Redesigning High Schools
The Unfinished Agenda in State Education Reform
Redesigning High Schools focuses on the issues that states need to address if they are to promote changes in high schools and communities that enable all youth to achieve at a high level.
Rationale
Over the past decade, school reform has been driven by the development of state systems of standards, assessment, and accountability and the high-stakes consequences of failure to meet state standards. However, high schools have been slowest to improve student achievement and outcomes. Now, with many high-stakes systems coming on line, the need for a redesign of high school is critical.
To help all young people achieve high standards will require combining an inflexible commitment to high standards with flexibility in the amount of time young people can take to meet them. This means nurturing and institutionalizing multiple pathways to readiness for postsecondary learning, including options designed to serve students with different achievement levels, different learning abilities, and different learning styles.
What are the implications for state education policy, from kindergarten through the Bachelor's degree?
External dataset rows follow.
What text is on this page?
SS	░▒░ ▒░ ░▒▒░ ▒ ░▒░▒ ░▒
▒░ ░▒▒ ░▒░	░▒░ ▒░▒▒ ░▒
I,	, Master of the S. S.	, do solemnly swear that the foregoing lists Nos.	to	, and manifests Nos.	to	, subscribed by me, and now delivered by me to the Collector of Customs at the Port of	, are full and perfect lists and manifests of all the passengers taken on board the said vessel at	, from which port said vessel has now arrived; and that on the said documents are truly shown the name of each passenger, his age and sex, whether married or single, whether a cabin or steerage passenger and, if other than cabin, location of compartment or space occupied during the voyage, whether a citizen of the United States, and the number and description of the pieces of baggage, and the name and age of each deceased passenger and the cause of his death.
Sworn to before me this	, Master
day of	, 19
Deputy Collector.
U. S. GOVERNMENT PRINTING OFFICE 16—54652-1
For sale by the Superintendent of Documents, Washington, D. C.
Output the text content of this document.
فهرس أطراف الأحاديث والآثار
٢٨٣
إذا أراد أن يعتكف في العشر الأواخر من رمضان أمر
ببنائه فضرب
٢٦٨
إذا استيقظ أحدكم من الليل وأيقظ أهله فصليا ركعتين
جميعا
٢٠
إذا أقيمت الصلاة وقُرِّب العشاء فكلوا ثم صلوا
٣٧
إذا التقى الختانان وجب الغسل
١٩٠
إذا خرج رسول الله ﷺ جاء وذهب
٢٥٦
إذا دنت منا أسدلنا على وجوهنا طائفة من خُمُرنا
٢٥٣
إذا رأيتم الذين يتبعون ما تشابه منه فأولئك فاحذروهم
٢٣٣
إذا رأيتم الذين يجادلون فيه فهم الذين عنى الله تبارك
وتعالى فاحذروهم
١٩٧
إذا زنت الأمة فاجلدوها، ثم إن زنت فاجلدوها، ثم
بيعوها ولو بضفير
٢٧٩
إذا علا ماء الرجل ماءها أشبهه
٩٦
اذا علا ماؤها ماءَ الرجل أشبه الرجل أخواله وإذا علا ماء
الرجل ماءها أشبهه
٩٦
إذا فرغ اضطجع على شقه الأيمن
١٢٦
This project will examine state policy challenges and strategies and will work with selected states to implement high-leverage policy innovations.
JFF's Approach
This two-year project focuses on the issues that states need to address if they are to promote changes in high schools and communities that enable all youth to achieve at a high level. The National Governors Association Center for Best Practices, Achieve, and the National Conference of State Legislatures are JFF's partners in this effort. NGA manages the project. JFF is helping identify key policy issues and preparing an issues paper for governors and their policy advisors. In the second year, JFF will work intensively in one of the three to five states the project will select for assistance in implementing specific policy changes.
Expected Results
- Increase awareness among governors and state legislators of the need to transform high schools in order to prepare every student to succeed in postsecondary education without remediation and to continue learning in the workplace;
- Identify models that promote effective learning environments for high school-age youth, whether or not they are presently in school; and
- Develop and support governors' task forces or commissions in three to five states, with the mission of developing statewide plans for redesigning high school.